On another issue, a friend who is like me a religious unbeliever wondered via email if Aziz’s jump to suggesting that Göbekli Tepe might be a glimpse into the first revelation was going a bit too far. I think the issue here is that Aziz, and many followers of the Abrahamic religions, simply start with different premises and so interpret these data through their own lens. His comment is open about his own perspective and how it colors his interpretation:
The relevance of this to faith is immense. If (as a believer, particularly of an Abrahamic faith) you accept the view that religion is a revelation from God to mankind, then the tempe at Göbekli Tepe really has potential to provide a meaningful narrative for that relationship. But the temple complex offers deep insights into human prehistory far beyond theological insights – it is a outlier in that a similar complex structure would not be built for five millenia later, in Iraq. It is such a mystery that the first archaeologist to discover it in the 60s was simply unable to process what he saw and walked away!

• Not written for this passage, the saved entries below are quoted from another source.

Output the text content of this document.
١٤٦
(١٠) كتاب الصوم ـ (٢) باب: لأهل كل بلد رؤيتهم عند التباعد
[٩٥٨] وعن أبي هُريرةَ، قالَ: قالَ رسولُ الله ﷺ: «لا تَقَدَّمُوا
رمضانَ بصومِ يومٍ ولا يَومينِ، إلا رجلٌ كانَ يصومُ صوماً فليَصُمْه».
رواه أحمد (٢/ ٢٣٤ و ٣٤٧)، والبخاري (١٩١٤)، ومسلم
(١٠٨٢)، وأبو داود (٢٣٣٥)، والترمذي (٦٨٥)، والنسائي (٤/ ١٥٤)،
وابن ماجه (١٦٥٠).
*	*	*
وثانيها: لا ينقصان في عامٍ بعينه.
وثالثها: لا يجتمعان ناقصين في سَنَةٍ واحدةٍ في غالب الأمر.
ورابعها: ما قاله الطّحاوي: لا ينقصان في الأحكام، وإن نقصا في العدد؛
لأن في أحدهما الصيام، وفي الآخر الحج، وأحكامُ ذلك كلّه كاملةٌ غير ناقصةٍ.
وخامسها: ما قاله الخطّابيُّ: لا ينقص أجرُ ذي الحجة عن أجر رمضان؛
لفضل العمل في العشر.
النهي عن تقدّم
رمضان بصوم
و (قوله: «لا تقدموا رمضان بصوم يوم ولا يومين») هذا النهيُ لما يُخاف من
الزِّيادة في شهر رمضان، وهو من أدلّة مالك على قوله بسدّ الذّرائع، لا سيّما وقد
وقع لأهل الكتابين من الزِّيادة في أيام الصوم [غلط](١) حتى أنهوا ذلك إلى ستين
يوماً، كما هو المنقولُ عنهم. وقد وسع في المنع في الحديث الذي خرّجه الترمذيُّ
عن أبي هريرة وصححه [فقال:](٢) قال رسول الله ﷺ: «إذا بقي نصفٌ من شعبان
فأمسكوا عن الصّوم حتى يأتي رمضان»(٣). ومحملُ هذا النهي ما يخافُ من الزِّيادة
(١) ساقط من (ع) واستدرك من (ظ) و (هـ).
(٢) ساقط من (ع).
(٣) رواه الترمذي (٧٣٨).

The bottom line is that with these temples, we see a glimpse of humanity at the cusp, not of civilization, but of understanding that there is more to existence than merely existing. The idea of the existence of the divine -the awakening from mere survival (post Ice Age) into a broader philosophical curiosity about why we are here and Who put us here – must have been like an ideological nuke to our forebears. It was literally Revelation, and perhaps it occurred there, at Göbekli Tepe , for the first time.

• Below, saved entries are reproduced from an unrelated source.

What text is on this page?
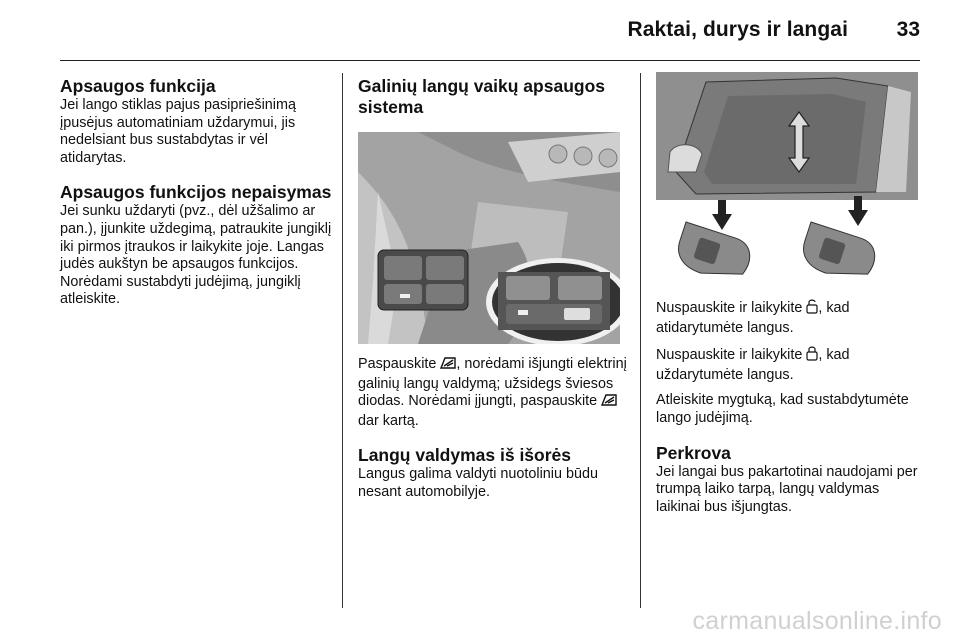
Raktai, durys ir langai 33
Apsaugos funkcija

Jei lango stiklas pajus pasipriešinimą įpusėjus automatiniam uždarymui, jis nedelsiant bus sustabdytas ir vėl atidarytas.

Apsaugos funkcijos nepaisymas

Jei sunku uždaryti (pvz., dėl užšalimo ar pan.), įjunkite uždegimą, patraukite jungiklį iki pirmos įtraukos ir laikykite joje. Langas judės aukštyn be apsaugos funkcijos. Norėdami sustabdyti judėjimą, jungiklį atleiskite.

Galinių langų vaikų apsaugos sistema

Paspauskite , norėdami išjungti elektrinį galinių langų valdymą; užsidegs šviesos diodas. Norėdami įjungti, paspauskite  dar kartą.

Langų valdymas iš išorės

Langus galima valdyti nuotoliniu būdu nesant automobilyje.

Nuspauskite ir laikykite , kad atidarytumėte langus.

Nuspauskite ir laikykite , kad uždarytumėte langus.

Atleiskite mygtuką, kad sustabdytumėte lango judėjimą.

Perkrova

Jei langai bus pakartotinai naudojami per trumpą laiko tarpą, langų valdymas laikinai bus išjungtas.

carmanualsonline.info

The idea that humanity began with a primal monotheism is not exclusive to Islam. Many conservative Christians, and I presume many Jews as well, accept this as a factual aspect of our species’ history. Adam and Noah were monotheists, and the panoply of religious traditions which were extant when Abrahamic monotheism began its meteoric rise is viewed from this perspective as degeneration from the original religion. The influence of initial framework is particularly stark when it comes to interpreting Mesopotamiam antiquities, conservative Christian friends of mine in high school saw in references to a flood in Sumerian mythology as validation of the Biblical story. That is, independent sources of confirmation of truths which they knew from revelation. In contrast, I inferred that these were in fact likely to be the source documents of the myths recorded in the Hebrew Bible.
But the second paragraph I have more issues with. I do not see in the existence of complex temples as any indication of philosophical theism. The Aztecs had complex temples, but they were manifestly barbaric, and arguably inhumane. If, for example, the excavators discovered human remains whose condition implied violent death and likely their sacrifice I assume Aziz would revise his assessment about the Göbekli Tepe complex. Or perhaps become a gnostic!
The full flower of philosophical reflection, and its synthesis with ethics and religion, is clear in the historical record, and goes by the term the Axial Age. It occurred on the order of 2,500 years ago. If it occurred at Göbekli Tepe it was lost to us in the interregnum. But I do not believe this is what happened, I suspect that the glimmers of such reflection, or at least the psychological atoms necessary to construct introspective philosophy and exploration of transcendence, has roots in behavioral modernity, on the order of 50,000 years ago (though I admit that my confidence in this is modest, and not high). In other words, I would bet that some humans were aware of their own mortality, and pondered their relation to the order of things, as they were leaving Africa. But only with the rise of complex societies which were open to sustainable rent-seeking could these humans transform their own personal reflections into the framework around which humanity ostensibly operated.